Four years in the making, Dead Petals – An Apocalypse centres on an airborne virus that is released and begins turning humans into zombies. As the characters find their world turned upside down they must now wrestle with their lives and find a greater purpose.

“There is a lot of emotional agony. All the characters are running from something, all of whom are confronted, all of whom sin and all of whom find grace,” he explained.

“It is not a gory, violent, grotesque book, but it is a book in which the reality of death comes through. I wanted the coldness and the hard finality of death to be evident.

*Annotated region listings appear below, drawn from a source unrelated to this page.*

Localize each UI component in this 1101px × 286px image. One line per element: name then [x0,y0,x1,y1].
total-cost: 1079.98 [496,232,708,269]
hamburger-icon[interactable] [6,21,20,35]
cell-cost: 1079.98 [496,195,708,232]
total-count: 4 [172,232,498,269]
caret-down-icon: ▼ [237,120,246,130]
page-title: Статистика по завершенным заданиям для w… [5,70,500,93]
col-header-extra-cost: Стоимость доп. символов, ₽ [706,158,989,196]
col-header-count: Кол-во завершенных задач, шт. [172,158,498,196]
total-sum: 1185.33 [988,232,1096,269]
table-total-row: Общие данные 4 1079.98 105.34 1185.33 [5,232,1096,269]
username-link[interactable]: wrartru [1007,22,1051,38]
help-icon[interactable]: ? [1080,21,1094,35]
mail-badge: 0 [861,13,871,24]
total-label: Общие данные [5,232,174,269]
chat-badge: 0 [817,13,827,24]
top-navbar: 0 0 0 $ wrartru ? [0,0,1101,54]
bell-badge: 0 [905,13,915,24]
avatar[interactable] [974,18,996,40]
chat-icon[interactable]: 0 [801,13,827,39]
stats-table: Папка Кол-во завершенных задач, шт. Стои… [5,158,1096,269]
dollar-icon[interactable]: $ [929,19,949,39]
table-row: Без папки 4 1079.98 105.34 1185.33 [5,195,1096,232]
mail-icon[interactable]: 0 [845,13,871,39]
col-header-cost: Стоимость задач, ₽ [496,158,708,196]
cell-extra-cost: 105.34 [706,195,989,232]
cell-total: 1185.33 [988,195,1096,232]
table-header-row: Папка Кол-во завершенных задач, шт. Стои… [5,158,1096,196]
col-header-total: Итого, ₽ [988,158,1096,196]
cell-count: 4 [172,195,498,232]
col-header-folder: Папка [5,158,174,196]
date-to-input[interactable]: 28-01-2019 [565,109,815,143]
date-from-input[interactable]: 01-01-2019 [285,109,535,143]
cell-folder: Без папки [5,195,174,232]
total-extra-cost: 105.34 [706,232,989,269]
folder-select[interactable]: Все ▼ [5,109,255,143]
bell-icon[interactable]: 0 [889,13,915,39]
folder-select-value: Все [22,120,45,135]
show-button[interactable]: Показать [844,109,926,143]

I wanted the reader to be faced with, and gripped by, the reality of death, so the book is grim and spooky and eerie.”

Released this past March, Ortlund hopes the book will encourage people who enjoy the sub-genre of zombies to consider that it might be saying something more than they realize.

“The kind of preying on each other, the kind of feeding off of each other in a way that kills each other in zombie movies, that is the world we live in,” he explained. “It is being shown metaphorically and physically in a literal way in a horror movie, but I think that horror is real.”

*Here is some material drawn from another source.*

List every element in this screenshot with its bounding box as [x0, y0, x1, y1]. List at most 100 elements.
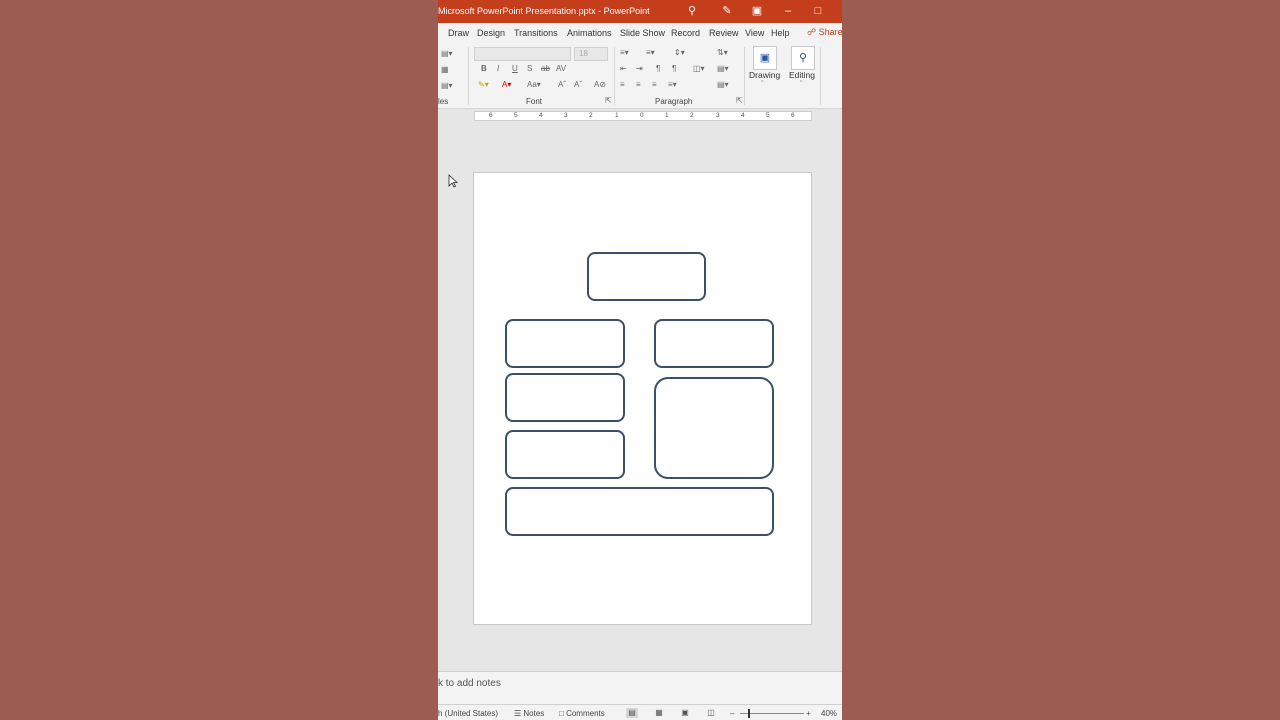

Ortlund said he has always been fascinated with the horror genre and finds it oddly revelatory that characters like zombies, Frankenstein and vampires continue to be present today.

“They seem to keep popping up so they must mean something in our culture or we would have forgotten about them. Surely a lot of it is just to make money, but I think at some level people realize they are seeing something important about themselves in our world,” he said.

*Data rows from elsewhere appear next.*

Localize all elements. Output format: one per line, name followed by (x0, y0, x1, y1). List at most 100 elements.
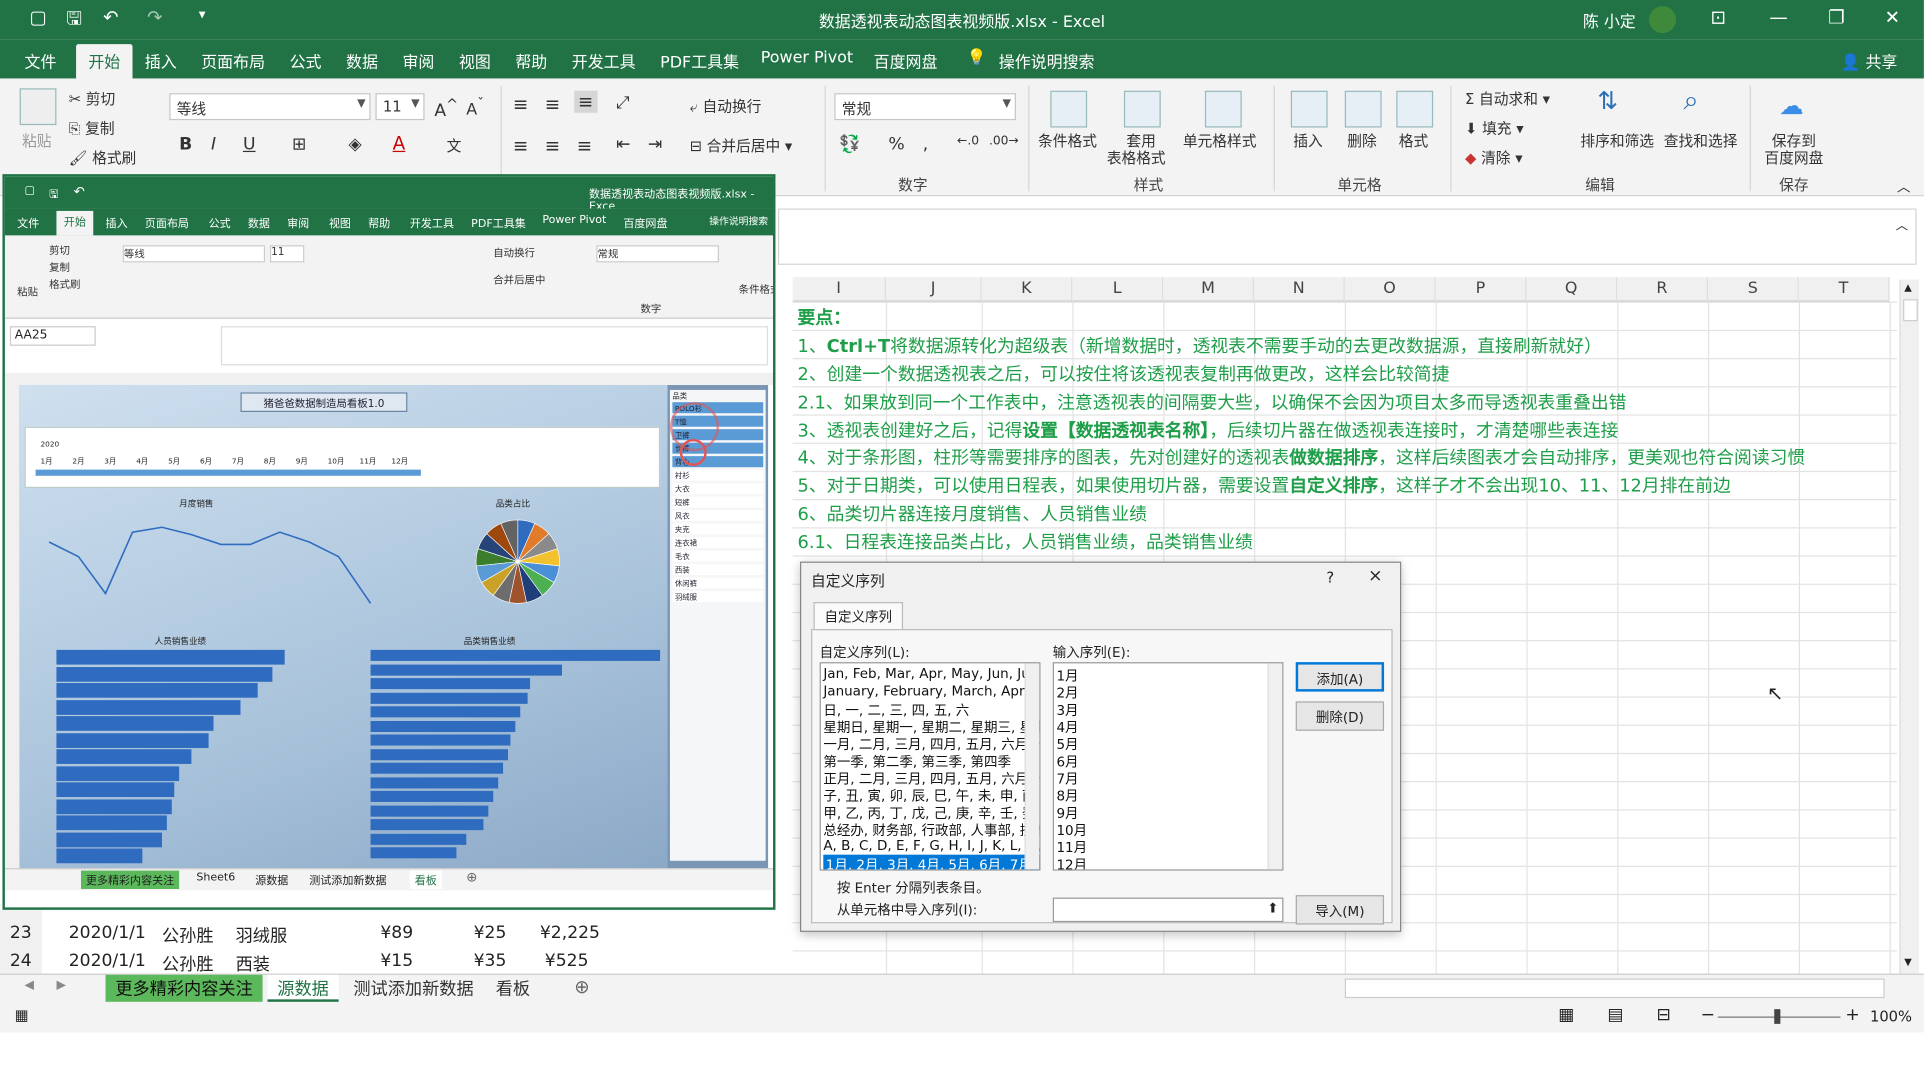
fill-color-icon[interactable]: ◈ (348, 135, 361, 155)
column-header[interactable]: R (1617, 277, 1708, 302)
find-select-icon[interactable]: ⌕ (1683, 86, 1698, 117)
inner-save-icon[interactable]: 🖫 (49, 185, 58, 205)
align-middle-icon[interactable]: ≡ (545, 93, 560, 115)
merge-center-button[interactable]: ⊟ 合并后居中 ▾ (690, 135, 793, 156)
column-header[interactable]: O (1344, 277, 1436, 302)
table-row[interactable]: 24 2020/1/1 公孙胜 西装 ¥15 ¥35 ¥525 (0, 948, 614, 976)
inner-tab-help[interactable]: 帮助 (368, 215, 390, 230)
inner-tab-review[interactable]: 审阅 (287, 215, 309, 230)
inner-font-size[interactable]: 11 (269, 245, 305, 263)
conditional-format-button[interactable]: 条件格式 (1038, 130, 1097, 151)
close-icon[interactable]: ✕ (1885, 6, 1900, 28)
dialog-help-button[interactable]: ? (1326, 569, 1334, 586)
autosum-button[interactable]: Σ 自动求和 ▾ (1465, 88, 1550, 109)
inner-tab-developer[interactable]: 开发工具 (410, 215, 454, 230)
font-color-icon[interactable]: A (393, 132, 406, 154)
timeline-month[interactable]: 5月 (168, 455, 180, 466)
custom-list-item[interactable]: 子, 丑, 寅, 卯, 辰, 巳, 午, 未, 申, 酉, (823, 786, 1039, 804)
cell-qty[interactable]: ¥35 (474, 952, 507, 972)
column-header[interactable]: J (885, 277, 982, 302)
category-bar[interactable] (370, 706, 521, 718)
column-header[interactable]: N (1253, 277, 1345, 302)
tab-baidu[interactable]: 百度网盘 (874, 49, 938, 72)
column-header[interactable]: M (1163, 277, 1254, 302)
user-name[interactable]: 陈 小定 (1583, 9, 1636, 31)
timeline-month[interactable]: 3月 (104, 455, 116, 466)
import-range-input[interactable]: ⬆ (1052, 897, 1284, 923)
column-header[interactable]: S (1707, 277, 1799, 302)
sheet-tab-test[interactable]: 测试添加新数据 (344, 975, 484, 1002)
slicer-item[interactable]: 风衣 (672, 510, 764, 522)
cell-amount[interactable]: ¥2,225 (540, 923, 600, 943)
inner-tab-home[interactable]: 开始 (56, 210, 94, 236)
range-select-icon[interactable]: ⬆ (1267, 900, 1278, 916)
inner-tell-me[interactable]: 操作说明搜索 (709, 215, 768, 228)
inner-name-box[interactable]: AA25 (9, 326, 96, 346)
inner-tab-insert[interactable]: 插入 (106, 215, 128, 230)
people-bar[interactable] (56, 649, 285, 665)
cut-button[interactable]: ✂ 剪切 (69, 88, 115, 109)
people-bar[interactable] (56, 666, 273, 682)
tab-insert[interactable]: 插入 (145, 49, 177, 72)
cell-styles-button[interactable]: 单元格样式 (1183, 130, 1257, 151)
cell-item[interactable]: 羽绒服 (236, 923, 288, 948)
category-bar[interactable] (370, 776, 499, 788)
prev-sheet-icon[interactable]: ◀ (25, 979, 34, 992)
cell-name[interactable]: 公孙胜 (162, 923, 214, 948)
inner-tab-formulas[interactable]: 公式 (209, 215, 231, 230)
category-bar[interactable] (370, 790, 494, 802)
cell-styles-icon[interactable] (1204, 90, 1242, 128)
people-bar[interactable] (56, 682, 258, 698)
dialog-tab[interactable]: 自定义序列 (813, 602, 904, 631)
slicer-item[interactable]: 大衣 (672, 483, 764, 495)
people-bar[interactable] (56, 782, 175, 798)
table-row[interactable]: 23 2020/1/1 公孙胜 羽绒服 ¥89 ¥25 ¥2,225 (0, 920, 614, 948)
cell-price[interactable]: ¥89 (380, 923, 413, 943)
slicer-item[interactable]: 羽绒服 (672, 591, 764, 603)
custom-list-item[interactable]: 1月, 2月, 3月, 4月, 5月, 6月, 7月, 8月 (823, 854, 1040, 870)
add-button[interactable]: 添加(A) (1295, 662, 1385, 692)
normal-view-icon[interactable]: ▦ (1558, 1005, 1574, 1025)
category-pie-chart[interactable] (474, 517, 562, 605)
paste-icon[interactable] (19, 88, 57, 126)
wrap-text-button[interactable]: ⤶ 自动换行 (690, 96, 762, 117)
people-bar[interactable] (56, 815, 167, 831)
inner-conditional[interactable]: 条件格式 (739, 282, 773, 296)
custom-list-item[interactable]: 第一季, 第二季, 第三季, 第四季 (823, 752, 1011, 770)
category-bar[interactable] (370, 847, 457, 859)
scroll-up-icon[interactable]: ▲ (1904, 282, 1912, 293)
inner-font-select[interactable]: 等线 (122, 245, 266, 263)
zoom-thumb[interactable] (1774, 1009, 1781, 1024)
custom-list-item[interactable]: 一月, 二月, 三月, 四月, 五月, 六月, 七 (823, 734, 1039, 753)
cell-item[interactable]: 西装 (236, 952, 270, 977)
custom-lists-listbox[interactable]: Jan, Feb, Mar, Apr, May, Jun, Jul, Januar… (819, 662, 1041, 871)
category-bar[interactable] (370, 649, 661, 661)
insert-cells-button[interactable]: 插入 (1293, 130, 1322, 151)
timeline-month[interactable]: 6月 (200, 455, 212, 466)
expand-formula-icon[interactable]: ︿ (1896, 215, 1908, 232)
category-bar[interactable] (370, 663, 562, 676)
underline-button[interactable]: U (243, 135, 256, 155)
ribbon-display-icon[interactable]: ⊡ (1710, 6, 1725, 28)
align-left-icon[interactable]: ≡ (513, 135, 528, 157)
format-cells-button[interactable]: 格式 (1399, 130, 1428, 151)
font-size-select[interactable]: 11 ▼ (375, 93, 425, 121)
sort-filter-button[interactable]: 排序和筛选 (1580, 130, 1654, 151)
category-bar[interactable] (370, 805, 489, 817)
decrease-indent-icon[interactable]: ⇤ (616, 135, 630, 155)
add-sheet-icon[interactable]: ⊕ (574, 976, 589, 998)
macro-record-icon[interactable]: ▦ (15, 1007, 29, 1024)
dialog-close-button[interactable]: × (1368, 567, 1382, 587)
clear-button[interactable]: ◆ 清除 ▾ (1465, 147, 1523, 168)
timeline-month[interactable]: 9月 (296, 455, 308, 466)
cell-amount[interactable]: ¥525 (545, 952, 589, 972)
phonetic-icon[interactable]: 文 (447, 135, 462, 156)
inner-sheet-test[interactable]: 测试添加新数据 (309, 872, 386, 888)
tab-home[interactable]: 开始 (76, 44, 133, 79)
page-layout-view-icon[interactable]: ▤ (1607, 1005, 1623, 1025)
inner-autosave-icon[interactable]: ▢ (25, 185, 35, 197)
slicer-item[interactable]: 衬衫 (672, 469, 764, 481)
category-bar[interactable] (370, 678, 531, 690)
zoom-out-icon[interactable]: − (1701, 1005, 1715, 1025)
custom-list-item[interactable]: 总经办, 财务部, 行政部, 人事部, 技术 (823, 820, 1039, 839)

“Beneath the nice appearance I think the real world we live in is much closer to the horrors and the beauties of the book of Revelation and to the kind of portrayal of the world we get in a zombie movie. A lot of dead, endlessly empty people feeding on each other.”

He pointed to George Romero’s movies (Night of the Living Dead, etc.) and said even though he would not recommend them he finds them quite theologically acute and perspective.

“I think there is a very uncanny perceptiveness to them. Those movies will deliberately blur the line between humans and zombies. They will get the humans acting in rapacious, thoughtless, mindless kinds of ways, while the zombies will take on oddly human characteristics,” he explained.

“I think it is trying to convey, without being able to say it directly, that we are dead in our sins and trespasses. I feel like it is almost like a non-Christian friend sitting down with me and saying ‘Eric, you know, I am dead inside. I am walking away, but I am dead inside.’”

Inspiration for the book came during Ortlund’s time as a seminary student.

“I read a book when I was in seminary by a Catholic scholar that was a history of the horror genre and I have always sort of liked spooky stories. It was a theological interpretation of the horror genre as an attempt to deal with sin.”

The book got Ortlund thinking and years later Dead Petals – An Apocalypse came to life. Ortlund hopes that non-Christians will read the book and be inspired to begin thinking in new ways and asking better questions.

“I hope it will lay the ground work for understanding their sin and for repentance, which is the main reason I wrote it,” he said.

“This is my attempt to be honest and real and straight with myself and other people.”

All of which comes through in the book according to Bradley Baurain, Briercrest’s assistant professor of applied linguistics and English, and reviewer of the book.

“I think Eric is doing something very different here. He is not just trying to entertain people. He is trying to tell a serious spiritual story in a really grand, almost – I really don’t have words for it,” he laughed.

“I actually don’t think there has been a Christian novel like this before. It starts as this science fiction story where this airborne virus is set loose on the world and almost everybody turns into zombies, but then where he goes with that is much more serious.”

Baurain said reading the book was like peeling back an onion, leaving the reader with a lot to think about in understanding the spiritual world.

“Just when you think the story is settling down and it is heading in a certain direction he doubles down or ramps it up and you are like ‘whoa’ and once that settles down he starts to do that again,” he said.

Ortlund said he is flattered with the publishing of his book and the great reviews it has received, but said the whole experience is so far outside of himself that it is often hard to understand how it all feels.

“The final worth of that book I just don’t know and I don’t need to. God does not require me to know that, He just requires me to work and hope and trust Him with it,” he said.

“I wrote it knowing that when I stand before God I will stand before Him with that book in my hand and I am answerable to Him for everything I say. The only thing that counts at the end of all time when I stand before Him is how the Holy Spirit used that book and that is His prerogative not mine.”